E) Foi entretanto considerado pela AT que aquele reembolso no valor de € 17.364,17 deveria ser anulado por erro dos serviços, tendo sido emitida liquidação correctiva n" 0374886 e nota de compensação, relativamente ao valor de € 17.346,82, por anulação parcial daquele reembolso, cfr. teor de fls. 39, 14, 15 e 24 a 31 dos autos (p.f.).
F) Após, por não ter sido paga aquela liquidação/compensação, foi emitida certidão de dívida no valor de €17.346,82, relativo a IRC, cujo prazo de pagamento voluntário terminou em 31-10-2006, cfr. teor de fls. 33 e 39 dos autos (p.f.).
G) Tal certidão de dívida deu origem à instauração do PEF n.º 3204200601113054, contra a Oponente, que foi citada em 27-11-2006, cfr. teor de fls. 10 dos autos (p.f.) e facto não impugnado quanto à data da citação.
H) A Oponente apresentou reclamação graciosa da compensação efectuada pelo SF de Vila Nova de Gaia 2, em 29-12-2006, cfr. teor de fls. 39 dos autos (p.f.).
I) Tal reclamação foi arquivada, por não ser o meio processual próprio, cfr. teor de fls. 39 dos autos (p.f.).
J) A presente Oposição foi apresentado no SF de Vila Nova de Gaia 2 em 27-12-2006, cfr. teor de fls. 39 dos autos (p.f.).

2. Questões a decidir
Saber se o Tribunal Administrativo e Fiscal do Porto fez uma correcta interpretação dos artigos 204.º, n.º 1, al. g e 205.º do Código do Procedimento e Processo Tributário (CPPT), i. e. dos requisitos legais e processuais da duplicação de colecta.


3. De direito
3.1. Com base na factualidade dada como provada e antes transcrita, o Tribunal Administrativo e Fiscal do Porto concluiu que não estava preenchido o requisito do pagamento do tributo, indispensável para a existência de uma duplicação de colecta nos termos do disposto no artigo 205.º do CPPT. Contudo, não lhe assiste razão. Vejamos.
De acordo com o artigo 205.º do CPPT, existe duplicação de colecta quando: i) um tributo esteja pago por inteiro e ii) outro tributo de igual natureza seja exigido à mesma ou a diferente pessoa, desde que este segundo tributo seja iii) referente ao mesmo facto tributário e ao mesmo período de tempo – é esta, também, a interpretação do Supremo Tribunal Administrativo (v. acórdão de 18 de Dezembro de 2013, proc. n.º 01181/12).
Ora, a factualidade dada como provada na sentença recorrida mostra que i) o tributo (IRC relativo ao exercício de 2005) estava pago por inteiro (pontos A e B); ii) que o valor a reembolsar posteriormente calculado pela AT – € 17.364,17 – nunca chegou a ser efectivamente reembolsado ao sujeito passivo, tendo antes sido “imputado”, a título de compensação, para pagamento de outras dívidas fiscais daquele (pontos C e D); iii) que na sequência da anulação do referido reembolso, a AT emitiu certidão de dívida no valor de € 17.364,17, relativo ao IRC de 2005, ou seja, veio exigir ao mesmo sujeito passivo o mesmo tributo (IRC), referente ao mesmo facto tributário e ao mesmo período de tempo (IRC respeitante ao exercício de 2005). Em suma, estão preenchidos todos os requisitos da duplicação de colecta previstos no artigo 205.º do CPPT.

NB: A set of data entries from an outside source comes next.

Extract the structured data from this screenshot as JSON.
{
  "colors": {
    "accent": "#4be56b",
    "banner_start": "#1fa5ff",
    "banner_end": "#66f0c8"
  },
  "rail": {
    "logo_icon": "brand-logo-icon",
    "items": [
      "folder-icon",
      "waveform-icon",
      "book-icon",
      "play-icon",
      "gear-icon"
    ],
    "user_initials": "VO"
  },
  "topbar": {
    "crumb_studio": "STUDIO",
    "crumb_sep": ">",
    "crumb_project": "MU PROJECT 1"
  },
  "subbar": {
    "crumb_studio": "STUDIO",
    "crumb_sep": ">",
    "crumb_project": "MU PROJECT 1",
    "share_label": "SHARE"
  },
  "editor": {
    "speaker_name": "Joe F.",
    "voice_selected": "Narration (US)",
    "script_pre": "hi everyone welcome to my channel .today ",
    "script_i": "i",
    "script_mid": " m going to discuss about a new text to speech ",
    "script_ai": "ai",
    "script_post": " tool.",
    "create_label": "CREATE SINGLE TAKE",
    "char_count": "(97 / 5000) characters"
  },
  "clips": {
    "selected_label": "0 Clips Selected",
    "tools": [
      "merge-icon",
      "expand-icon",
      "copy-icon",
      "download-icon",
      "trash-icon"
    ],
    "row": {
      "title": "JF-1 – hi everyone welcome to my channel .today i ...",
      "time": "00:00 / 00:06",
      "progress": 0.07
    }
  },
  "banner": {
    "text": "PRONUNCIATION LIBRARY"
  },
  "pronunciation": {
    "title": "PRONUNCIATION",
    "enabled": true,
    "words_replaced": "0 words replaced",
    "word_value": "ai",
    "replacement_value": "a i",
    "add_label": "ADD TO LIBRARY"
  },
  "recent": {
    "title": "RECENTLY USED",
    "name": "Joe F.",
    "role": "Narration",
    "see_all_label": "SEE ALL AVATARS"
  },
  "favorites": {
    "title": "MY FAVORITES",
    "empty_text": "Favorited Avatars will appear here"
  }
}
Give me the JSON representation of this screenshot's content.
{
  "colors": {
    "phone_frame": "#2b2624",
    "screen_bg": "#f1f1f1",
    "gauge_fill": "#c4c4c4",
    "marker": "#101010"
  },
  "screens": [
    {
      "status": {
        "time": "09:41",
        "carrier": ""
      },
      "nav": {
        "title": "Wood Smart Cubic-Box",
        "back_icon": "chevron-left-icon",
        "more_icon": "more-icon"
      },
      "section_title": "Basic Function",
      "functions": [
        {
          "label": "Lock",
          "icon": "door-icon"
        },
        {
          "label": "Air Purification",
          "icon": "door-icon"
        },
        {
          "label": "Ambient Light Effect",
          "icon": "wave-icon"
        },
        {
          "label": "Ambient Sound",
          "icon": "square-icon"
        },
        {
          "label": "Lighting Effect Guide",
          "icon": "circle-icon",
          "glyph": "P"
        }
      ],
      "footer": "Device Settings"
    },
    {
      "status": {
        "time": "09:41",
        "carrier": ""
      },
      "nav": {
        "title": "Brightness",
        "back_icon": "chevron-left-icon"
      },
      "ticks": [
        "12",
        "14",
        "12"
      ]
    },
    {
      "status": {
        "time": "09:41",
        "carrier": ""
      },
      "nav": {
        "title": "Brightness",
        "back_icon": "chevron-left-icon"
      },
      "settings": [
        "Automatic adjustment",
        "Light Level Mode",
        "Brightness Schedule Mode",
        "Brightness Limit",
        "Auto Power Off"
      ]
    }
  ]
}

3.2. Acresce que a duplicação de colecta constitui fundamento de oposição expressamente previsto na lei (cfr. a alínea g) do n.º 1 do artigo 204.º do CPPT), pelo que também não assiste razão à decisão do Tribunal Administrativo e Fiscal do Porto quando afirma que este não seria o meio processual adequado para reagir, por o sujeito passivo não ter anteriormente reclamado da compensação em sede de execução fiscal nos termos do artigo 276.º e ss. do CPPT. Conclui o Tribunal Administrativo e Fiscal do Porto que não poderia dar procedência à oposição à execução, porque isso ocasionaria uma falta de pagamento do tributo sem que estivesse demonstrada a sua ilegalidade. Ora, a ilegalidade da execução decorre, neste caso – em que existe duplicação de colecta –, da exclusiva circunstância de se estar a exigir o pagamento de um tributo que já se encontra pago – é precisamente por essa razão que a duplicação de colecta constitui um fundamento expresso e autónomo da oposição à execução fiscal. A ilegalidade não resulta apenas do acto de liquidação (i. e. de se estar a constituir uma dívida tributária relativamente a um facto tributário cujo imposto já foi liquidado e pago), mas é igualmente intrínseca às diligências para a sua cobrança coerciva através do processo de execução fiscal, o que explica que nestes casos o fundamento para a oposição à execução seja autónomo e próprio deste processo.

3.3. Conclusões
Assim, podemos concluir, relativamente à questão em apreço, que estão preenchidos os requisitos do artigo 205.º do CPPT relativamente à duplicação de colecta, que a oposição à execução fiscal é o meio processual adequado para reagir e que, em face da fundamentação apresentada, se impõe conceder provimento ao recurso.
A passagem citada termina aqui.